Si l’AMH inhibe la prolifération des cellules cancéreuses in vitro et freine la progression d’une tumeur mammaire chez la souris, certaines constatations cliniques discordantes avaient déjà mis la puce à l’oreille du Dr Joanne Dorgan et de ses collaborateurs du centre contre le cancer de Philadelphie. À la quarantaine, une corrélation inverse avait été observée entre le taux sérique de l’AMH et le passage à la ménopause dans les 4 années suivantes. Puisque les taux d’AMH étaient plus élevés chez les femmes ménopausées tardivement, les cancérologues américains ont émis l’hypothèse d’une association entre l’hormone et le risque de cancer du sein.
Appariement 1 cas pour 2.
Cette étude cas contrôle a inclus 309 femmes au total, toutes ayant participé à un programme de détection des marqueurs de cancers du sein, celui de la sérothèque Columbia, Missouri. Pour les 105 cas recensés de cancer du sein, in situ ou invasif, on disposait ainsi de données prédiagnostiques recueillies avant la ménopause. Chaque cas de cancer a été apparié à deux sujets contrôles sur l’âge, le jour et l’heure du prélèvement et le jour du cycle.

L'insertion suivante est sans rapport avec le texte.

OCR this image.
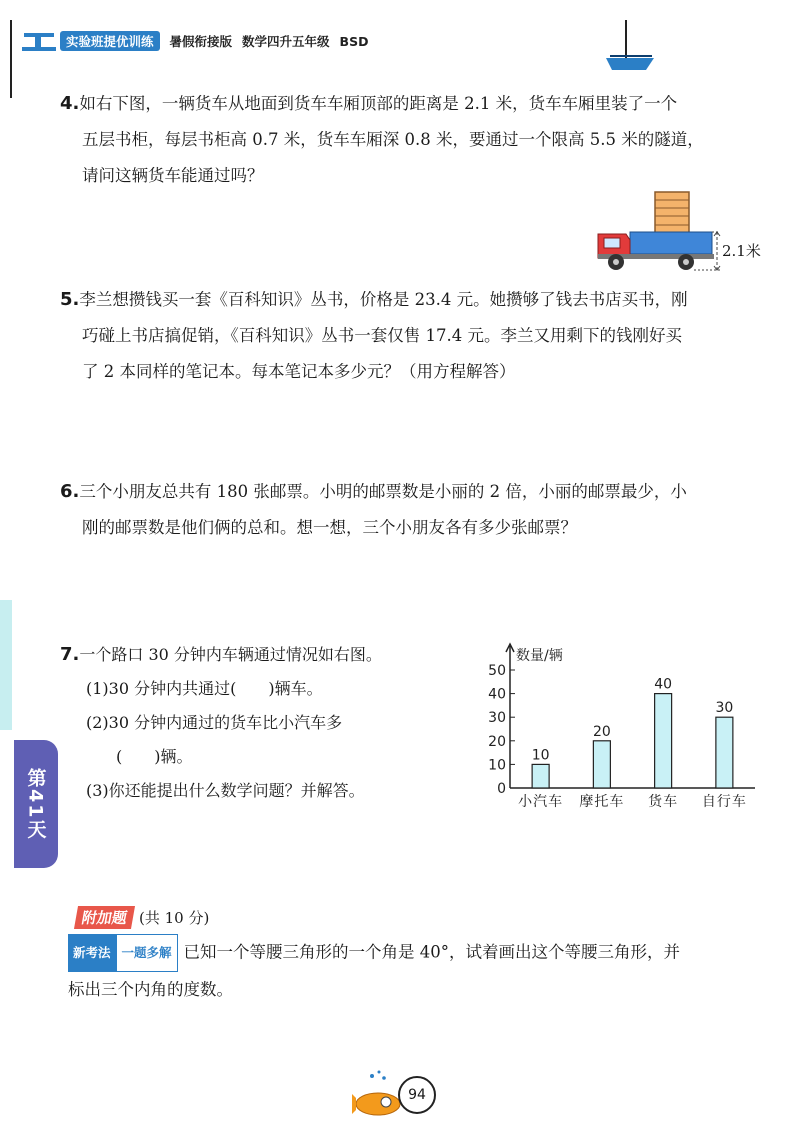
实验班提优训练	暑假衔接版 数学四升五年级 BSD
第41天
4.如右下图，一辆货车从地面到货车车厢顶部的距离是 2.1 米，货车车厢里装了一个
五层书柜，每层书柜高 0.7 米，货车车厢深 0.8 米，要通过一个限高 5.5 米的隧道，
请问这辆货车能通过吗？
2.1米
5.李兰想攒钱买一套《百科知识》丛书，价格是 23.4 元。她攒够了钱去书店买书，刚
巧碰上书店搞促销，《百科知识》丛书一套仅售 17.4 元。李兰又用剩下的钱刚好买
了 2 本同样的笔记本。每本笔记本多少元？（用方程解答）
6.三个小朋友总共有 180 张邮票。小明的邮票数是小丽的 2 倍，小丽的邮票最少，小
刚的邮票数是他们俩的总和。想一想，三个小朋友各有多少张邮票？
7.一个路口 30 分钟内车辆通过情况如右图。
(1)30 分钟内共通过(　　)辆车。
(2)30 分钟内通过的货车比小汽车多
(　　)辆。
(3)你还能提出什么数学问题？并解答。
数量/辆
0
10
20
30
40
50
10
小汽车
20
摩托车
40
货车
30
自行车
附加题 (共 10 分)
新考法 一题多解 已知一个等腰三角形的一个角是 40°，试着画出这个等腰三角形，并
标出三个内角的度数。
94
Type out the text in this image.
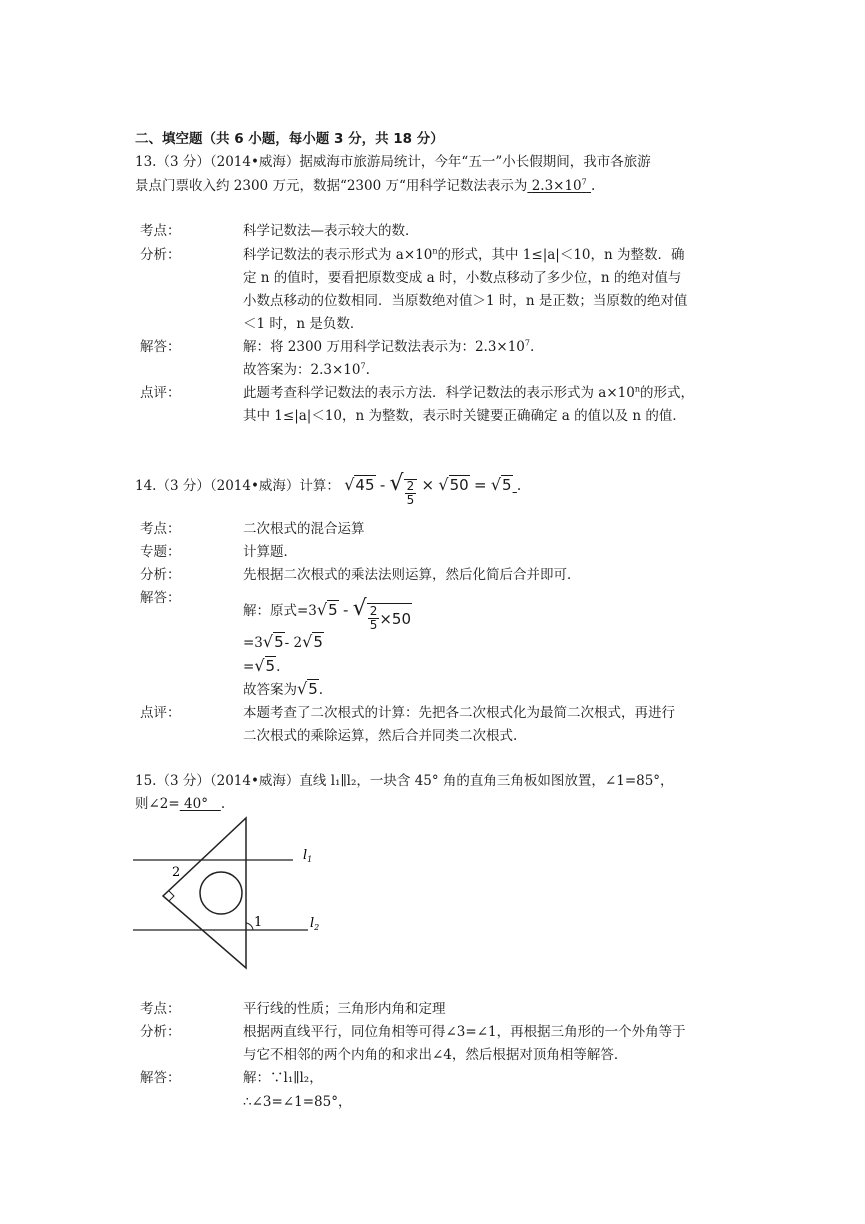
二、填空题（共 6 小题，每小题 3 分，共 18 分）
13.（3 分）（2014•威海）据威海市旅游局统计，今年“五一”小长假期间，我市各旅游
景点门票收入约 2300 万元，数据“2300 万“用科学记数法表示为 $2.3\times 10^7$ .
考点：	科学记数法—表示较大的数．
分析：	科学记数法的表示形式为 $a\times 10^n$的形式，其中 1≤|a|＜10，n 为整数．确
定 n 的值时，要看把原数变成 a 时，小数点移动了多少位，n 的绝对值与
小数点移动的位数相同．当原数绝对值＞1 时，n 是正数；当原数的绝对值
＜1 时，n 是负数．
解答：	解：将 2300 万用科学记数法表示为：$2.3\times 10^7$.
故答案为：$2.3\times 10^7$.
点评：	此题考查科学记数法的表示方法．科学记数法的表示形式为 $a\times 10^n$的形式，
其中 1≤|a|＜10，n 为整数，表示时关键要正确确定 a 的值以及 n 的值．
14.（3 分）（2014•威海）计算： √45 - √ $\frac{2}{5} \times √50 = √5$ .
考点：	二次根式的混合运算
专题：	计算题．
分析：	先根据二次根式的乘法法则运算，然后化简后合并即可．
解答：
解：原式=3√5 - √ $\frac{2}{5} \times 50$
=3√5- 2√5
=√5.
故答案为√5.
点评：	本题考查了二次根式的计算：先把各二次根式化为最简二次根式，再进行
二次根式的乘除运算，然后合并同类二次根式.
15.（3 分）（2014•威海）直线 l₁∥l₂，一块含 45° 角的直角三角板如图放置，∠1=85°，
则∠2= 40° .
1
2
$l_1$
$l_2$
考点：	平行线的性质；三角形内角和定理
分析：	根据两直线平行，同位角相等可得∠3=∠1，再根据三角形的一个外角等于
与它不相邻的两个内角的和求出∠4，然后根据对顶角相等解答．
解答：	解：∵l₁∥l₂，
∴∠3=∠1=85°，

Il est apparu que le risque de cancer du sein augmentait avec le taux d’AMH. Pour une analyse en quartiles, le rapport des cotes était par ordre croissant de 1, 2,8 (IC 95 = 1,0 à 7,4), 5,9 (IC 95 = 2,4 à 14,6) et 9,8 (IC 95 = 3,3 à 28,9). L’association entre taux d’AMH et risque de cancer du sein était plus faible chez les femmes sous contraception orale. De plus, l’ajustement sur les taux d’estradiol et de testostérone n’a pas modifié les résultats.
Carcinogenèse in vivo.
S’il était connu que de hautes doses d’AMH inhibent la croissance d’une tumeur du sein in vitro et chez l’animal, on ne savait pas grand-chose jusque-là des effets sur la carcinogenèse chez la femme, aux concentrations physiologiques. Si les concentrations sériques commencent à baisser dès l’âge de 29 ans, le taux reste malgré tout relativement stable tout au long de la période de fertilité avant de devenir indétectable à la ménopause. Comme les femmes ayant des taux sériques élevés sont ménopausées à un âge plus tardif, il pourrait exister une association entre cancer du sein et taux d’AMH. Or, quand le rapport des cotes entre ces deux facteurs était compris entre 7 et 10, une étude antérieure avait montré en comparaison que celui entre le risque tumoral et chaque tranche supplémentaire de 10 ans était de 1,48. Un âge tardif à la ménopause pourrait ainsi ne pas suffire à lui seul à expliquer toute l’augmentation du risque tumoral en cas d’AMH élevée.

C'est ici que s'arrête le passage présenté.